See Us, Here Us: On girlhood and growing up Black in Lambeth is a pilot study examining the experiences of Black girls aged 12-18.
The study conducted and written by Ebinehita Iyere and Sofia Akel, digs deep to uncover the experiences of young Black girls who are coming of age in the capital.
The study looked closely at the impact of structural and social issues that uniquely impact Black girls at the intersection of race, gender identity and age such as adultification and carceral treatment in London’s schooling system, policing, lack of appropriate spaces for young people, self-care and more.
The aim is always to empower Black girls to be the protagonists of their own stories – this research was shaped and led by the girls themselves, who are the experts of their own lives. Research for the betterment of society must always aim to empower, uplift and hold the communities in which it seeks to support.
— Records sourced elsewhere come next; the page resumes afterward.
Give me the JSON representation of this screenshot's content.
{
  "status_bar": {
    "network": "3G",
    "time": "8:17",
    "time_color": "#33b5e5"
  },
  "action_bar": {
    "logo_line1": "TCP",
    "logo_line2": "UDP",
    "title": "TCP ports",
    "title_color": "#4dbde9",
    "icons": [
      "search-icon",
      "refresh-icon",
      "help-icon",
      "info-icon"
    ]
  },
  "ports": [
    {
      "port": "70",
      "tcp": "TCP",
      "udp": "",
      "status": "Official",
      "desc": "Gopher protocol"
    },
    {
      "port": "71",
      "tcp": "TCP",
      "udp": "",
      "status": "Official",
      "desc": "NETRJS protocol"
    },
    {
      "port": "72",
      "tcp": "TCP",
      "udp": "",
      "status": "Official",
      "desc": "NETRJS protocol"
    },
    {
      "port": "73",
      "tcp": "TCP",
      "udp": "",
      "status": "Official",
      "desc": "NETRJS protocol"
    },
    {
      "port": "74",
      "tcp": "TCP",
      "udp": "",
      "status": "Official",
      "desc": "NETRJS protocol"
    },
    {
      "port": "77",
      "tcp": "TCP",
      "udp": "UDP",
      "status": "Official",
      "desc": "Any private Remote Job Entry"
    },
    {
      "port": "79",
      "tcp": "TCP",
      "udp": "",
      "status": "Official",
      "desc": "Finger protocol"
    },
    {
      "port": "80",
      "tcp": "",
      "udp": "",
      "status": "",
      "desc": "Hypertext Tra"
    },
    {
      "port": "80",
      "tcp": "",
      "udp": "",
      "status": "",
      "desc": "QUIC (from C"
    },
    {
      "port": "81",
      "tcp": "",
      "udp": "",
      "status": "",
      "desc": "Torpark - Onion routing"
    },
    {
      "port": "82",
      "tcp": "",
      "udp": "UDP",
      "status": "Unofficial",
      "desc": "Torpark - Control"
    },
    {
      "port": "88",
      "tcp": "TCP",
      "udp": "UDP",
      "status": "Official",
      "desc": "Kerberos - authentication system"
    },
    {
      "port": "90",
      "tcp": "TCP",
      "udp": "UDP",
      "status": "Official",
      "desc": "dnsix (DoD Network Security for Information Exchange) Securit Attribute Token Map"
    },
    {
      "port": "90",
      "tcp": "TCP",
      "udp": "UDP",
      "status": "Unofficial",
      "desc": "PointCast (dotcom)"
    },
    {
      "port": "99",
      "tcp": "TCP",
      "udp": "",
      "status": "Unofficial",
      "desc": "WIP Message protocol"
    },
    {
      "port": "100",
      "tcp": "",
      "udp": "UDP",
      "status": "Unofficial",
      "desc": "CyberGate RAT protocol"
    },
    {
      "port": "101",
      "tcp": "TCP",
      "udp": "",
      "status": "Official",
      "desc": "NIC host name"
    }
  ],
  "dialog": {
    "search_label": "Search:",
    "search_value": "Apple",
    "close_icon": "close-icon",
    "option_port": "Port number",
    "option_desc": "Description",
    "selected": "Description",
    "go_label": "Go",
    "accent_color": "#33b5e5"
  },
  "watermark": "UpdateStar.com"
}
This pilot study looked at several key research areas: community, schooling and mental health and was carried out through the framework of Black girlhood, which is essentially a lens that aims to not only understand but to also uplift the experiences of girls in their childhood. Throughout the findings, the Black girls who took part revealed the key ways that their interactions with both individuals and institutions are underscored by prevailing racist stereotypes that have significant consequences on their safety, sense of belonging and freedom, mental health, and education. The research study shows that there is an urgent need for the formation of a deep understanding of the intersectional experiences of Black girls and the issues that uniquely impact them.
The research was funded by London’s Violence Reduction and with the help of potential funders, we hope to secure funding to take this from a pilot (initial, small sample group) study to one that includes the voices of hundreds of Black girls across multiple London boroughs.